The Court will issue a separate final judgment. 
      
      . This provision states:
      A carrier may not provide by rule, contract, or otherwise, a period of less than 9 months for filing a claim against it under this section and a period of less than 2 years for bringing a civil action against it under this section. The period for bringing a civil action is computed from the date the carrier gives a person written notice that the carrier has disallowed any part of the claim specified in the notice.

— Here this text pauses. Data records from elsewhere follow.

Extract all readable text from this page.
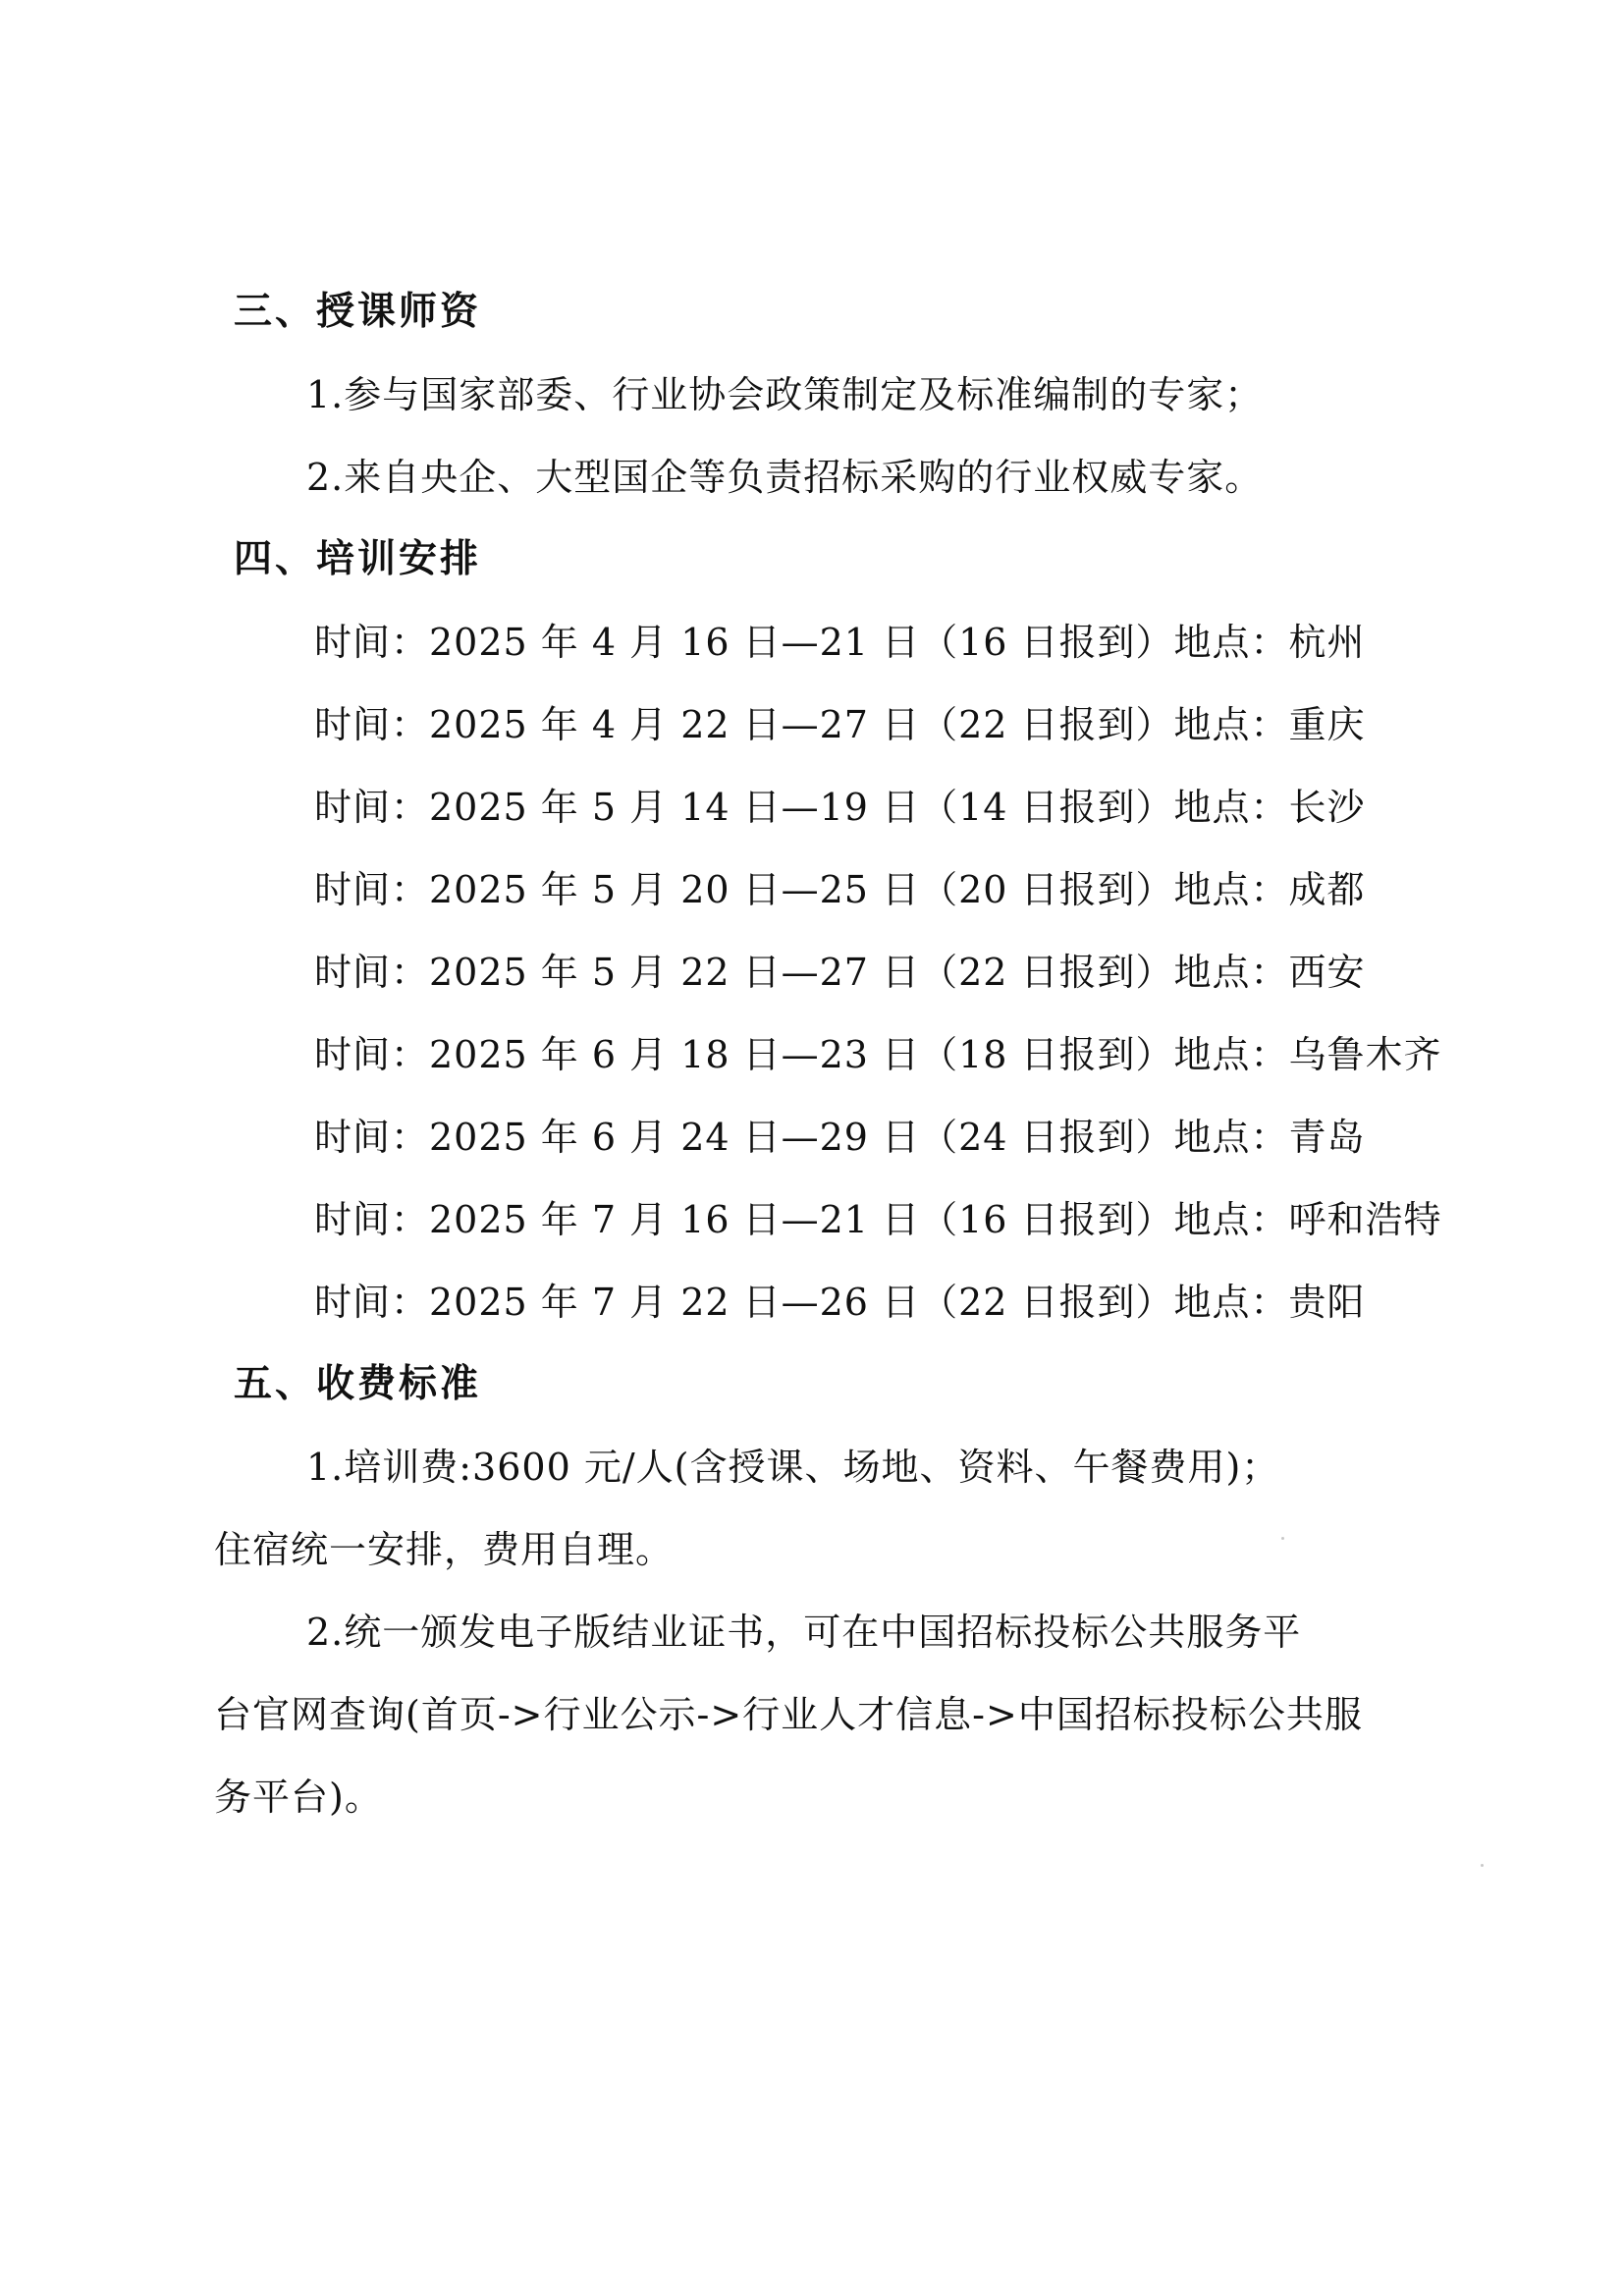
三、授课师资
1.参与国家部委、行业协会政策制定及标准编制的专家；
2.来自央企、大型国企等负责招标采购的行业权威专家。
四、培训安排
时间：2025 年 4 月 16 日—21 日（16 日报到）地点：杭州
时间：2025 年 4 月 22 日—27 日（22 日报到）地点：重庆
时间：2025 年 5 月 14 日—19 日（14 日报到）地点：长沙
时间：2025 年 5 月 20 日—25 日（20 日报到）地点：成都
时间：2025 年 5 月 22 日—27 日（22 日报到）地点：西安
时间：2025 年 6 月 18 日—23 日（18 日报到）地点：乌鲁木齐
时间：2025 年 6 月 24 日—29 日（24 日报到）地点：青岛
时间：2025 年 7 月 16 日—21 日（16 日报到）地点：呼和浩特
时间：2025 年 7 月 22 日—26 日（22 日报到）地点：贵阳
五、收费标准
1.培训费:3600 元/人(含授课、场地、资料、午餐费用)；
住宿统一安排，费用自理。
2.统一颁发电子版结业证书，可在中国招标投标公共服务平
台官网查询(首页->行业公示->行业人才信息->中国招标投标公共服
务平台)。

      49 U.S.C. § 14706(e)(1) (2000).
     
      
      . The regulation provides:
      Minimum filing requirements. A written or electronic communication (when agreed to by the carrier and the shipper or receiver involved) from a claimant, filed with a proper carrier within the time limits specified in the hill of lading or contract of carriage or transportation and: (1) Containing facts sufficient to identify the baggage of shipment (or shipments) of property, (2) asserting liability for the alleged loss, damage, injury, or delay, and (3) making claim for the payment of a specified or determinable amount of money, shall be considered as sufficient compliance with the provisions for filing claims embraced in the bill of lading or other contract for carriage: provided, however, that where claims are electronically handled, procedures are established to ensure reasonable carrier access to supporting documents.
      
        49 C.F.R. § 1005.2(b) (2002) (emphasis added).
     
      
      .A prima facie case against a carrier for damage to a shipment may be shown by a bill of lading indicating delivery in good condition and then subsequent arrival in damaged condition with supporting documentation of the amount of damages. See Accura Sys. Inc., v. Watkins Motor Lines, Inc., 98 F.3d 874, 877 (5th Cir.1996); see also 49 U.S.C. § 14706(a)(1) (2000) (imposing liability on carriers for loss or injury to the property.)
     
      
      . The ICC Termination Act abolished the Interstate Commerce Commission, and accordingly the mechanism for filing tariffs. ICC Termination Act of 1995, Pub.L. No. 104-88, 109 Stat. 803 (1995).
     
      
      . Carriers required to file tariffs are designated by 49 U.S.C. § 13702(a)(1), (2) (2002) as those providing transportation or service that is in noncontiguous domestic trade or movement of household goods.
     
      
      . Exhibit B to Baker’s Affidavit, at 5, § 3(b).
     
      
      . See 49 U.S.C. § 13710(a)(4) (2000).
     
      
      . "Today carriers adopt standard contractual terms, which some call ‘tariffs' out of habit, but which have no effect apart from their status as contracts.” Tempel Steel Corp., 211 F.3d at 1030.
     
      
      .See 49 U.S.C. § 13710(a)(1) (2000); See also EFS Nat’l Bank v. Averitt Express, Inc., 164 F.Supp.2d 994, 1002 (W.D.Tenn.2001) (holding bill of lading which incorporates by reference carrier’s tariff is effective to limit liability)-
     
      
      . The fact that the bill of lading was not prepared by Landstar actually weighs against Fireman's Fund's position. Southern Warehouse prepared the bill of lading as agent for Empire Resources, in whose shoes Fireman’s Fund stands. Thus, any ambiguity in the bill of lading should be construed against Fireman's Fund. Cf. Giacona v. Marubeni Oceano Corp., 623 F.Supp. 1560, 1569 (S.D.Tex.1985) (holding "a tariff should be construed strictly against the drafter of the tariff, as a corollary to the rule that written instruments will be construed strictly against their drafters.”). Tellingly, Fireman’s Fund does not state what tariff or classification, if not Landstar’s, governs the shipment. Because Empire Resource’s agent drafted the bill of lading, Fireman’s Fund, as Empire Resource’s subrogee, is in a unique position to know which tariffs and classifications apply and whether or not they contain a nine-month notice provision.